My Highlighted Source
“Adaptions To High Hydrostatic Pressure” by George N. Somero talks about how living organisms adapt to extreme hydrostatic pressure found in the deep parts of the ocean. It focuses on the molecular and physiological mechanisms that allow living organisms to function in extreme environments and conditions. He compares the deep-sea organisms to shallow living species to identify “threshold pressures”. He talks about which enzymes, structural proteins, and membrane systems malfunction when under high water pressure. Somero demonstrates that some biological systems fail under such high pressures; specifically, dehydrogenases and adenylyl cyclase's fail at 50-100 atm and Na+/K+ -ATPase and actin assembly fail more towards 200 atm. He says that these thresholds explain species vertical distribution in the ocean and says that convergent evolution produces similar pressure-resistant adaptations across unrelated deep-sea lineages. This article also talks about how pressure and temperature affect the shaping of deep-sea biodiversity.

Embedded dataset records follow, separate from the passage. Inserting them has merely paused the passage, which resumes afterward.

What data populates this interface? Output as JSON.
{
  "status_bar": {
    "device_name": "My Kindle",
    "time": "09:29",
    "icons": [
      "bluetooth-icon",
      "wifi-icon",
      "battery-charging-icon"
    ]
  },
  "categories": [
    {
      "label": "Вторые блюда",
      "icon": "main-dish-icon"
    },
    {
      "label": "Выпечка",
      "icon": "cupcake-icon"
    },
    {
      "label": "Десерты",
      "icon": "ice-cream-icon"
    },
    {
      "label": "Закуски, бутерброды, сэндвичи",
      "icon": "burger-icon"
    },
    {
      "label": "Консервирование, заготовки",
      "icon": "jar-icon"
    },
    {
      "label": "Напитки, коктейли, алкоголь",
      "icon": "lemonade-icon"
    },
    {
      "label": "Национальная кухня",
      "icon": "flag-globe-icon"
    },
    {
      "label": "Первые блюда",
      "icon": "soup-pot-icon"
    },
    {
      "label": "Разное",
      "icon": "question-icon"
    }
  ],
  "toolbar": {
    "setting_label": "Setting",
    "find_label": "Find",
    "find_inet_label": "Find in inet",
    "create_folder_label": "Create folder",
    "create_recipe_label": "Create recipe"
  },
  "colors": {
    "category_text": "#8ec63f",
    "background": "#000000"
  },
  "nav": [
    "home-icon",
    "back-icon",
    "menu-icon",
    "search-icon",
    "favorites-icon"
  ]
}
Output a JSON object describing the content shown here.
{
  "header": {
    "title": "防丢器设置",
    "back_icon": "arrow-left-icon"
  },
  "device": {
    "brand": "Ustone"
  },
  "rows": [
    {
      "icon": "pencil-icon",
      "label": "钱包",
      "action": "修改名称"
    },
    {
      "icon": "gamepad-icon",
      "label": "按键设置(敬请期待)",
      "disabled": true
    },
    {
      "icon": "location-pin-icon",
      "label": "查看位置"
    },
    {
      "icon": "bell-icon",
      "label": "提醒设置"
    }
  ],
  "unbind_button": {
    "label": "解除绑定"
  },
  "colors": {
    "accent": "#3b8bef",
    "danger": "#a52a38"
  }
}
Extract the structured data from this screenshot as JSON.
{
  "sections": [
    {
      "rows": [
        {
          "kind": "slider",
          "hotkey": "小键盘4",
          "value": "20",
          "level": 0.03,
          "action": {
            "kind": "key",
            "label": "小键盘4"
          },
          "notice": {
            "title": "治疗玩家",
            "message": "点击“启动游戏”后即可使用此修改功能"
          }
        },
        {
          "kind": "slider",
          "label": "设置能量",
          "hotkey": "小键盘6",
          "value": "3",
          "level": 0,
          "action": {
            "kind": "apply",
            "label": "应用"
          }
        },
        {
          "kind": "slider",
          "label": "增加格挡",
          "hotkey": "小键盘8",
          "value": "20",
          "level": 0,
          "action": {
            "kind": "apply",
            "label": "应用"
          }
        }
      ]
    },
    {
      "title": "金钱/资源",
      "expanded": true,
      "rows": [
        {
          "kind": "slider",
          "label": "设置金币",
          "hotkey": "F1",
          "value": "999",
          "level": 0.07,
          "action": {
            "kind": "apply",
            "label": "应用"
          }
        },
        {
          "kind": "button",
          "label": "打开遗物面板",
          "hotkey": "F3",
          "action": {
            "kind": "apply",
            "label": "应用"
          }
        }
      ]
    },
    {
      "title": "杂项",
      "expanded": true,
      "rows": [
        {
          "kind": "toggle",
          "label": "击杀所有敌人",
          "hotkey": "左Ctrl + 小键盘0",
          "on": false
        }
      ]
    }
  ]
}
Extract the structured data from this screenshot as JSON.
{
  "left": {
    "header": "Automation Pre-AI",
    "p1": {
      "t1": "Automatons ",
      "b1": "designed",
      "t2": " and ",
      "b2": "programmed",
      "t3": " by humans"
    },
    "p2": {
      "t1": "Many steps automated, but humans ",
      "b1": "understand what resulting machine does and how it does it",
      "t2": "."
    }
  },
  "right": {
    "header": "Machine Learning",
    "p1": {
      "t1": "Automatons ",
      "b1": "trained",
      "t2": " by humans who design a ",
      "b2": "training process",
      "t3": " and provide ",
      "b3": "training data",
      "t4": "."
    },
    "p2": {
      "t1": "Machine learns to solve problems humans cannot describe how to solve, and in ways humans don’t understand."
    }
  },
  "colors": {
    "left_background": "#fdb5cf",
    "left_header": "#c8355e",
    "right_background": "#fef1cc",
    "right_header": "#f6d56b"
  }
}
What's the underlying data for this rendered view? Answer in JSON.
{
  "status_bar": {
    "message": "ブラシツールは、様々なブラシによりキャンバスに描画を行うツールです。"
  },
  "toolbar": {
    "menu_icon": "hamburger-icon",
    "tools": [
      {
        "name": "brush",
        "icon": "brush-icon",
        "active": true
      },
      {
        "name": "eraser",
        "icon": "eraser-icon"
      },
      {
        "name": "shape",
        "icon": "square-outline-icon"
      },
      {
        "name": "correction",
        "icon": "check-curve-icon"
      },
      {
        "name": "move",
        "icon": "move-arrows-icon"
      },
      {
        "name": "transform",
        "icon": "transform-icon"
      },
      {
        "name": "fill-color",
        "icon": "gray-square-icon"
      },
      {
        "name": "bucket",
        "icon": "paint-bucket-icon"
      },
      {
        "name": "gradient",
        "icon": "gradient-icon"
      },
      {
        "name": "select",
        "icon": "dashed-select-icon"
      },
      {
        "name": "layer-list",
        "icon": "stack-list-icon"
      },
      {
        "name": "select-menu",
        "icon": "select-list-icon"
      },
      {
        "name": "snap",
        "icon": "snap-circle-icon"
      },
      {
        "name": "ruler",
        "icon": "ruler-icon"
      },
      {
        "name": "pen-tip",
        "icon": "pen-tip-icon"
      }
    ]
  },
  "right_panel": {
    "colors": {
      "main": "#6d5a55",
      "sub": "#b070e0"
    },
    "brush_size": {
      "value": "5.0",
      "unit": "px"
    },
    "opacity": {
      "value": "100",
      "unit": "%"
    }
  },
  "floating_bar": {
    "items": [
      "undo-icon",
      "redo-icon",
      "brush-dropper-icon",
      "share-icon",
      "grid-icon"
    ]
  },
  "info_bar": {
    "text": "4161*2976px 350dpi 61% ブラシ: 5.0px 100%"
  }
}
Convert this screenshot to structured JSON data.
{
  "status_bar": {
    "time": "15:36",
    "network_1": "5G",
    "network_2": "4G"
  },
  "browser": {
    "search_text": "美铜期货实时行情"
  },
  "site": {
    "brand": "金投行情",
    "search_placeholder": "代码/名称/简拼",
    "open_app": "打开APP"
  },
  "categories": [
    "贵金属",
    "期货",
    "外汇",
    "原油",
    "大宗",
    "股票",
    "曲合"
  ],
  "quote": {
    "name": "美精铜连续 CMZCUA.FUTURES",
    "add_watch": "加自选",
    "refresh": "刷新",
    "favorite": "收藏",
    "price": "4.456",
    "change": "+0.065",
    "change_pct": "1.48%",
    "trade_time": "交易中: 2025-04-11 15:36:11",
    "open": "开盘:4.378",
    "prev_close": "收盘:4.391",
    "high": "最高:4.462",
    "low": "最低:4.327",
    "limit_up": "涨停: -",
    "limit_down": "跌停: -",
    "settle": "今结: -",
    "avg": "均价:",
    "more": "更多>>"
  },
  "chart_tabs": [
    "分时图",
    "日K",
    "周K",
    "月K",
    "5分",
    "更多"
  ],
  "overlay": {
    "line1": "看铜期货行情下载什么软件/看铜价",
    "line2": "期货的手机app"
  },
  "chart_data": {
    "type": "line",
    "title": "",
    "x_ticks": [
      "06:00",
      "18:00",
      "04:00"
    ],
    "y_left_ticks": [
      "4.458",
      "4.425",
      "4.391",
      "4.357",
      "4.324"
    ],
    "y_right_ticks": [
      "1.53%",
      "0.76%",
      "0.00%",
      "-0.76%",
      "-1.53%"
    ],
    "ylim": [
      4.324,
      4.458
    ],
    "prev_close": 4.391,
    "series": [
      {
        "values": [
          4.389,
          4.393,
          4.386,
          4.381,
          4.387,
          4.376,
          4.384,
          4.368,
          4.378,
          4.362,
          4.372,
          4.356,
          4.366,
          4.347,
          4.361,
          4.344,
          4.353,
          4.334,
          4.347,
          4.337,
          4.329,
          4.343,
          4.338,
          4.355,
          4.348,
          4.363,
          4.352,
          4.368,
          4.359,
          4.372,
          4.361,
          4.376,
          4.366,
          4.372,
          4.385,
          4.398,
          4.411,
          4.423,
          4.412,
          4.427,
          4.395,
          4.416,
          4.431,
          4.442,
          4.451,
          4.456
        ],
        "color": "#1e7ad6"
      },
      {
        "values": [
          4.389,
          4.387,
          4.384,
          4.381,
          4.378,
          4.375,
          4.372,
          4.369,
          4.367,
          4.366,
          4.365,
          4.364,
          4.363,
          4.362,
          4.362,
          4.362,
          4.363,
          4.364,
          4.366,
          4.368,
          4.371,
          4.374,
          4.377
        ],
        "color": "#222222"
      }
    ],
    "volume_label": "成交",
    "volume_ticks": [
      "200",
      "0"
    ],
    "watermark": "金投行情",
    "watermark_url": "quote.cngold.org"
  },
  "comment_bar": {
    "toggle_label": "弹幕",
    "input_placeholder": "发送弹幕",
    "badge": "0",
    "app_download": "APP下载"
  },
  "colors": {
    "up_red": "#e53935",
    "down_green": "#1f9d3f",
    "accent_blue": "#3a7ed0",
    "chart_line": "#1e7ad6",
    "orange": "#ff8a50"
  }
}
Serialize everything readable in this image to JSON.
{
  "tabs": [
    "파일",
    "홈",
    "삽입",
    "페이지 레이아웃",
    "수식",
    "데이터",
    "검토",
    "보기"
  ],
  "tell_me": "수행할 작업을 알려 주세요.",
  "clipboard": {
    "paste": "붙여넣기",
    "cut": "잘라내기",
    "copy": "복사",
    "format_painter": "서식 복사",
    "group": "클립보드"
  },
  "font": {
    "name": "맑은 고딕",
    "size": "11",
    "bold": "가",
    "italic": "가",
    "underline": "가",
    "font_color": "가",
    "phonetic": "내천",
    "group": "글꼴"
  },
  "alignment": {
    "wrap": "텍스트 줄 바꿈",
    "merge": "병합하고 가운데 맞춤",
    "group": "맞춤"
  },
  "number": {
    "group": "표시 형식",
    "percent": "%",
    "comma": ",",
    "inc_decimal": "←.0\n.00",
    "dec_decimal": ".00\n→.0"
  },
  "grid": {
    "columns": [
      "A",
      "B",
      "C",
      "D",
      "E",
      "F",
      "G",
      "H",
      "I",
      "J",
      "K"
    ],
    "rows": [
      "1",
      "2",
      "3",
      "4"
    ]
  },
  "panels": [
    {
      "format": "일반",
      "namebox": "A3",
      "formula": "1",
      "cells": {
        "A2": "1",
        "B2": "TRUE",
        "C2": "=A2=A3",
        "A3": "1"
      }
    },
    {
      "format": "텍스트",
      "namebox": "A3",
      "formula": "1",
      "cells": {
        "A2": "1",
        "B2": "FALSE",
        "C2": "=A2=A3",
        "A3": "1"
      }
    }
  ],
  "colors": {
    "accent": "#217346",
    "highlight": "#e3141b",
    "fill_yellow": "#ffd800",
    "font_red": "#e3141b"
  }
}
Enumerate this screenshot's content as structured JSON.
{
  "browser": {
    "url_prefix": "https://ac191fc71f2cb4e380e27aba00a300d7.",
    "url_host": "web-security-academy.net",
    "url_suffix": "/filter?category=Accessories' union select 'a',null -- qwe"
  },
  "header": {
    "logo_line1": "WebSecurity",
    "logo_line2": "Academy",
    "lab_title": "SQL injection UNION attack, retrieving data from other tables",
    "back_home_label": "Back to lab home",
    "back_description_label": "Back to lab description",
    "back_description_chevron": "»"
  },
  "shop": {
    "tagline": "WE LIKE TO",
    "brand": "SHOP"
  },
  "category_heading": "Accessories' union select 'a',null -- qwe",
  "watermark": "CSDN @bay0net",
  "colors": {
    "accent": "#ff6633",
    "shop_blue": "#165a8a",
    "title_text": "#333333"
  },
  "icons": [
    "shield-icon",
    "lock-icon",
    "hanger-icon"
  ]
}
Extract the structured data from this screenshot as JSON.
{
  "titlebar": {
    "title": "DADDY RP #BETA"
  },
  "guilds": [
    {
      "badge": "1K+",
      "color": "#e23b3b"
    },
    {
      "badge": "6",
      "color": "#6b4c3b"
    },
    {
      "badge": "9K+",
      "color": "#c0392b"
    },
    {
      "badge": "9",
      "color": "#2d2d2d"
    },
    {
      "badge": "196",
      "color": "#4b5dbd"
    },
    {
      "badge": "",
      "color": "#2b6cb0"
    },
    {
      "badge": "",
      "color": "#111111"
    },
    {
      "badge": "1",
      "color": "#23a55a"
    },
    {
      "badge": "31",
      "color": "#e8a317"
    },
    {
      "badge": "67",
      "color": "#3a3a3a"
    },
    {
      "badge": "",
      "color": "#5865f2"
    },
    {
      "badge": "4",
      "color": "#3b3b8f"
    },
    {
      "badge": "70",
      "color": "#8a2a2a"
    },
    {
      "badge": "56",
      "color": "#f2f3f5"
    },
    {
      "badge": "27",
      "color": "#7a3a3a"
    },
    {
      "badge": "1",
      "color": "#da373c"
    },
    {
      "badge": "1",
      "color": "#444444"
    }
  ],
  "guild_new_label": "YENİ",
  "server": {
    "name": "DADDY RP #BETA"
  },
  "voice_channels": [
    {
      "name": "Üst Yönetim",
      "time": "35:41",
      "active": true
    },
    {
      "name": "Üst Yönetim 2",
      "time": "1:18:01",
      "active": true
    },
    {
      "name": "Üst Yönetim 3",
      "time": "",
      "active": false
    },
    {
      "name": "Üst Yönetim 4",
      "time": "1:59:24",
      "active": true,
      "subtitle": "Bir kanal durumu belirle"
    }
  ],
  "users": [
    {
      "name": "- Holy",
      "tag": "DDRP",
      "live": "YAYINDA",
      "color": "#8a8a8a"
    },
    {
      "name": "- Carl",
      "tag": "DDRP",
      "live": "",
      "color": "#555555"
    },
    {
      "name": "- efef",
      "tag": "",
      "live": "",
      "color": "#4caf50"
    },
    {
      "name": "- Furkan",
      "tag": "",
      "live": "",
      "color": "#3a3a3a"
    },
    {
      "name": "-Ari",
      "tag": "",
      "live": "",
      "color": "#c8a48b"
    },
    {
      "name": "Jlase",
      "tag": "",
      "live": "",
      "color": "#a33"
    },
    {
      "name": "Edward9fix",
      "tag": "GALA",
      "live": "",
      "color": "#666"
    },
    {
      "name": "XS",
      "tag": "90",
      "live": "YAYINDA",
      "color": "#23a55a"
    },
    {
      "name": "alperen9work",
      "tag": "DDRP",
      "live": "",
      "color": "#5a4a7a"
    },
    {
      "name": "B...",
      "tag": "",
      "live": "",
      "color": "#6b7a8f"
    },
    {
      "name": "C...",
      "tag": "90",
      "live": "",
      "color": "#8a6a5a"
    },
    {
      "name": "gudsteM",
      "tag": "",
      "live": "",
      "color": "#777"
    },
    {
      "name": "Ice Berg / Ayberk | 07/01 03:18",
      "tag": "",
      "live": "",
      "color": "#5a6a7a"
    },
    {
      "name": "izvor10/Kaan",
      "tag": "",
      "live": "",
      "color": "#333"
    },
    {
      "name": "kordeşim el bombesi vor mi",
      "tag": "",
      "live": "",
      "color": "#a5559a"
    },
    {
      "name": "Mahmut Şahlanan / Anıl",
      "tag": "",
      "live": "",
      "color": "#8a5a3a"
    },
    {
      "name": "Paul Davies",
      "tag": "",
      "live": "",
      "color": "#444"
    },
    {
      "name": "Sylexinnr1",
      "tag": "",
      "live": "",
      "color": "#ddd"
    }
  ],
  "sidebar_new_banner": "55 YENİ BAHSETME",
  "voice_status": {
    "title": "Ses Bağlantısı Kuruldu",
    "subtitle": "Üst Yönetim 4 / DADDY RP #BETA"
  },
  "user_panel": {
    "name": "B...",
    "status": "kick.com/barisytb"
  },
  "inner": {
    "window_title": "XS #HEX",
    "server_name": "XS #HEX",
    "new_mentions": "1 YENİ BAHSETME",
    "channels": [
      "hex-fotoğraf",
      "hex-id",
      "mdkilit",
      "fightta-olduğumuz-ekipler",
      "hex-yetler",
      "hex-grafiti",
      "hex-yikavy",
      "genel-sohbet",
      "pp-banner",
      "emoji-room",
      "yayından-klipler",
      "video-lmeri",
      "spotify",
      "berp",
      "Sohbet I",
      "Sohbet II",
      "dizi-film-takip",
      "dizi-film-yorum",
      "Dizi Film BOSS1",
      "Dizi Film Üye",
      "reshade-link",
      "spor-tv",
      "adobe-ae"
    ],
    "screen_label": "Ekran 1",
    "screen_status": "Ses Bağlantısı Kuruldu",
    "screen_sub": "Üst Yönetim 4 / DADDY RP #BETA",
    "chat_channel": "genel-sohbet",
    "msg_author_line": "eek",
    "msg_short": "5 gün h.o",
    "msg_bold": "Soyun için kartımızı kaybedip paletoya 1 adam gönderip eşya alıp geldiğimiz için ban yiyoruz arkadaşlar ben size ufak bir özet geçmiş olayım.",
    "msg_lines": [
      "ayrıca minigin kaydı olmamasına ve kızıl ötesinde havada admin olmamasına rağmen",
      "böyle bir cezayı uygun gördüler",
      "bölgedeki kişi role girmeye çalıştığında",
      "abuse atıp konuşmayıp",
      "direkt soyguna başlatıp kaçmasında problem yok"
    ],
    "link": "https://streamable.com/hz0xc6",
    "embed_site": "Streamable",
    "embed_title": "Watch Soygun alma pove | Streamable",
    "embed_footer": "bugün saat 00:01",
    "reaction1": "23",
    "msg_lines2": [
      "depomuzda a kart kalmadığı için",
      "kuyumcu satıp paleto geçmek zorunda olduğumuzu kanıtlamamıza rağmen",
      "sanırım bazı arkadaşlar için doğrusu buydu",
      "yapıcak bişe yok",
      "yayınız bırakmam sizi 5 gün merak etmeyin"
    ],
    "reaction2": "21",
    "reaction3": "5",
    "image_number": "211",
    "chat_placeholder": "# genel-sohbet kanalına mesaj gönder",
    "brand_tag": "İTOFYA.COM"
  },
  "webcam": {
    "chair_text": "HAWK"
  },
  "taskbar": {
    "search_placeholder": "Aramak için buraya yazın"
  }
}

I chose this as my most reliable source because it gave me the most information about my specific research question. Although it is older it still helped me out the most when researching my topic. It covers essential information and background facts regarding my specific topic, being how water pressure affects deep-sea living organisms. It specifically discusses how the intense pressure affects the biological structure of sea-creature. I am going to use Somero’s article to dive deeper into how different deep-sea organisms adapt and arise through similar molecular changes.
“Hydrostatic pressure perturbs a wide variety of cellular processes, including enzyme activity, membrane transport, and protein stability.”
(Somero 557)
“Pressure‑induced changes in metabolic enzymes constrain the ability of non‑adapted species to function at depth.”
(Somero 577)
“Enzymes are among the most pressure‑sensitive components of the cell, often losing catalytic efficiency as pressure increases.”